Here’s what happened: Sony shipped the international version of “Spider-Man: Into the Spider-Verse” early for translation purposes, a person close to the production told IndieWire. It’s normal.

What’s up Not common is that many of the last-minute changes failed to make it from the Los Angeles editing lab to the screened international version of the film. This could be due to not updating a first printing for translation purposes only, or simply a good ol’ fashion that is running out of time to meet a deadline. But which? This was one of our many questions to Sony, although we didn’t get an immediate answer.

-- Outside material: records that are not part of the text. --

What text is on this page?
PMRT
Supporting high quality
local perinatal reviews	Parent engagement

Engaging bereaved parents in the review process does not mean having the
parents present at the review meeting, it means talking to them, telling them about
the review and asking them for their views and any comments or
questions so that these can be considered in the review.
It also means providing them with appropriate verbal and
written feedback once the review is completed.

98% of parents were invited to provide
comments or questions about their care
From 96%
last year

While “Spider-Man: Across the Spider-Verse” opened June 2 with a whopping $120 million opening weekend, some moviegoers complained they couldn’t hear the dialogue in the first scene. Sony has fixed the problem with an updated version. At the time, writer/producer Phil Lord said it was a problem with the volume levels of movie theaters. “Spider-Man: Across the Spider-Verse” has been mixed on Volume 7, Lord wrote on Twitter. Some theaters may not have received (or read) the memo.

The reminder:

“Listened to several theaters this weekend at 7 and they sounded great,” Lord tweeted a week later. “All dialogue clear.”

Another piece that is currently unclear (we asked) is whether Sony’s updated pressings meant to correct the volume issue reflected the update that finally split the (old) international press with the current (new) domestic press . The multiverse is confusing.

Also a bit obscure: how many of the people who pointed out the differences actually watched the film – intently – both in a theater in the United States and again in another country, all in the three weeks this “Spider- Verse”? Unfortunately, piracy probably explains much of this.

Among the questions we sent Sony was whether it was possible that the out-of-date international version was (or was) being screened in some places in the US. We also contacted Lord’s personal representative, but received no immediate response.

“Spider-Man: Across the Spider-Verse”Sony Pictures Animation

Knowing how this generally works, here’s how it probably turned out. A film distributor, in this case Sony, delivered a Digital Cinema Package (DCP) to a purchasing agent in each territory. That agent then delivered the package to individual theaters.

By the way, don’t let “digital” fool you – many DCPs are still delivered in a physical package. A DCP can also be delivered via satellite or terrestrial means, if the conditions (the physical location of a theater and its surroundings) are favourable. There are clear advantages to satellite delivery, including speed. Here’s another one that becomes obvious: A satellite-delivered DCP is much easier to update. Our source close to production told us that the international version is unlikely to be replaced with updated animations/sounds.

Physical delivery takes time, even nationwide. Typically, DCPs would arrive at a theater the day before a movie premiere. Internationally, not only do physical DCPs have to cover more geographic (and air and sea) area, they also have to clear customs. As anyone who has ever traveled with a passport will tell you, customs can take some time. “Spider-Verse” sacrifices were made.

While this is all new to Film Twitter, don’t feel out of the loop — it’s also new to film distribution executives. IndieWire approached three distribution executives about this story and none were aware of the different versions of “Across the Spider-Verse”. Each said it is extremely rare for a film to be updated once engagement with audiences begins.